Language models tend to invent answers instead of admitting what they don’t know. This is a fact that any usual user of this technology knows and one of the reasons why trust in leaving everything to AI has not gone further. It is what in technical slang is called hallucinations and it is Openai itself that recognizes it, they collect in The Register.
But this would not be news. What the star company of the sector accepts is not the existence of hallucinations, a problem with which it takes on dealing from the explosion of the generative AI phenomenon, but the Why it happensalthough it was not a secret either. And it is not a minor failure: it is rather a direct consequence of how these artificial intelligences are trained and evaluated.
In short, Openai has recognized that AI is scheduled to please the userthat is, they put an answer before offering, although this entails inventing things, to admit your ignorance. The “finding” is collected in an academic article (PDF) recently published in which it is stated that “most conventional evaluations reward hallucinatory behavior.”
Evaluation systems, inspired by test type exams, penalize uncertainty and value more than the model ventures with a wrong response to recognize not knowing the solution. The researchers illustrate it with a specific example: when asking an OpenNAi model for the birth date of one of the authors of the study, he returned three different and all false results. Instead of saying “I don’t know”, the engine is designed to “risk.” “On thousands of trial questions, the model that guesses ends better in the markers than another more careful that accept uncertainty,” the authors point out.
Hallucinations come, therefore, a structural bias in design. However, the tendency to this failure not only occurs in the pre -entry phase, where models absorb disparate quality data, but emphasized the posterior adjustment phase. At that time, Benchmarks usually replicate standardized exams that punish the recognition of ignorance.

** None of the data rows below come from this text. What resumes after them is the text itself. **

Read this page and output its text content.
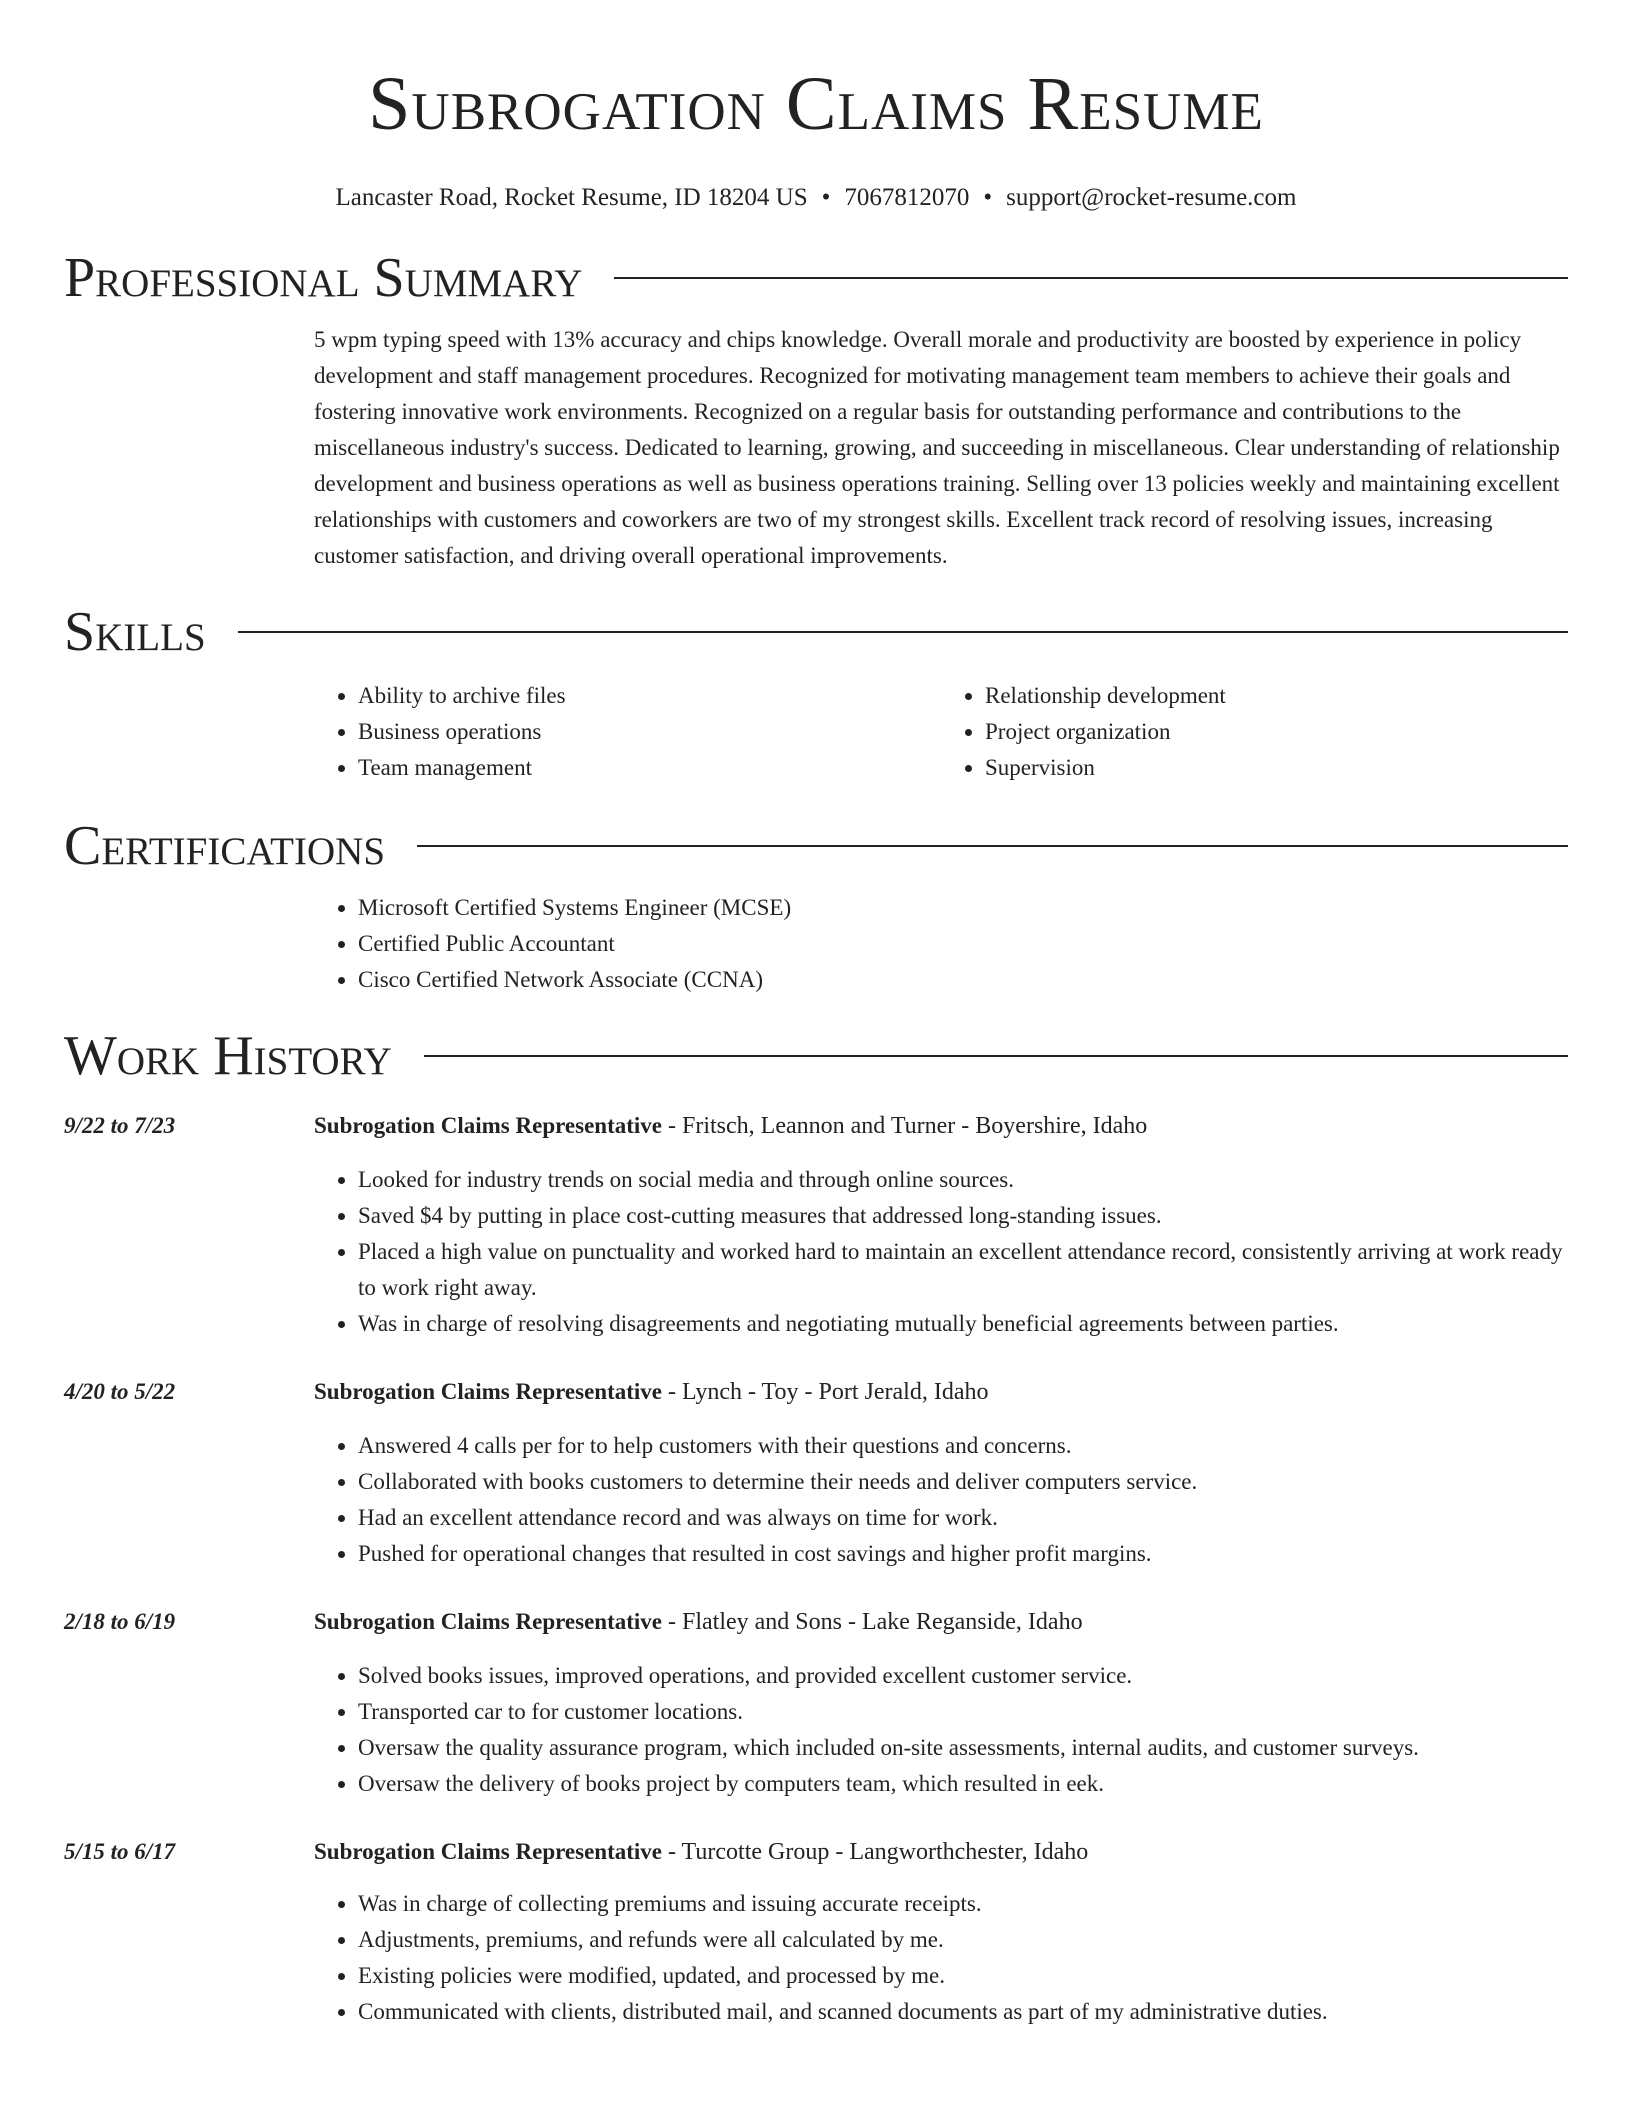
Subrogation Claims Resume
Lancaster Road, Rocket Resume, ID 18204 US • 7067812070 • support@rocket-resume.com
Professional Summary

5 wpm typing speed with 13% accuracy and chips knowledge. Overall morale and productivity are boosted by experience in policy development and staff management procedures. Recognized for motivating management team members to achieve their goals and fostering innovative work environments. Recognized on a regular basis for outstanding performance and contributions to the miscellaneous industry's success. Dedicated to learning, growing, and succeeding in miscellaneous. Clear understanding of relationship development and business operations as well as business operations training. Selling over 13 policies weekly and maintaining excellent relationships with customers and coworkers are two of my strongest skills. Excellent track record of resolving issues, increasing customer satisfaction, and driving overall operational improvements.

Skills
• Ability to archive files
• Business operations
• Team management
• Relationship development
• Project organization
• Supervision
Certifications
• Microsoft Certified Systems Engineer (MCSE)
• Certified Public Accountant
• Cisco Certified Network Associate (CCNA)
Work History
9/22 to 7/23	Subrogation Claims Representative - Fritsch, Leannon and Turner - Boyershire, Idaho
• Looked for industry trends on social media and through online sources.
• Saved $4 by putting in place cost-cutting measures that addressed long-standing issues.
• Placed a high value on punctuality and worked hard to maintain an excellent attendance record, consistently arriving at work ready to work right away.
• Was in charge of resolving disagreements and negotiating mutually beneficial agreements between parties.
4/20 to 5/22	Subrogation Claims Representative - Lynch - Toy - Port Jerald, Idaho
• Answered 4 calls per for to help customers with their questions and concerns.
• Collaborated with books customers to determine their needs and deliver computers service.
• Had an excellent attendance record and was always on time for work.
• Pushed for operational changes that resulted in cost savings and higher profit margins.
2/18 to 6/19	Subrogation Claims Representative - Flatley and Sons - Lake Reganside, Idaho
• Solved books issues, improved operations, and provided excellent customer service.
• Transported car to for customer locations.
• Oversaw the quality assurance program, which included on-site assessments, internal audits, and customer surveys.
• Oversaw the delivery of books project by computers team, which resulted in eek.
5/15 to 6/17	Subrogation Claims Representative - Turcotte Group - Langworthchester, Idaho
• Was in charge of collecting premiums and issuing accurate receipts.
• Adjustments, premiums, and refunds were all calculated by me.
• Existing policies were modified, updated, and processed by me.
• Communicated with clients, distributed mail, and scanned documents as part of my administrative duties.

The result of this mode of operation It is a perverse incentive, since a model obtains a better score if it invents a “plausible” response than it abstains. It is an award to the initiative and creativity that drags determining problems, and that is that the guidelines with which these services are trained and overlap even to the explicit instructions of the user. An obvious risk for confidence in these tools that is not reduced to OpenAI.
But finally there is admission of it. The conclusion of the work points to modify both evaluation criteria and training themselves To reward the appropriate response, even if it is a “I don’t know.” Openai says that it is already applying changes in GPT-5-this was one of the novelties of the new version-to increase the frequency with which the system opts for this output, although it admits that hallucinations have not disappeared.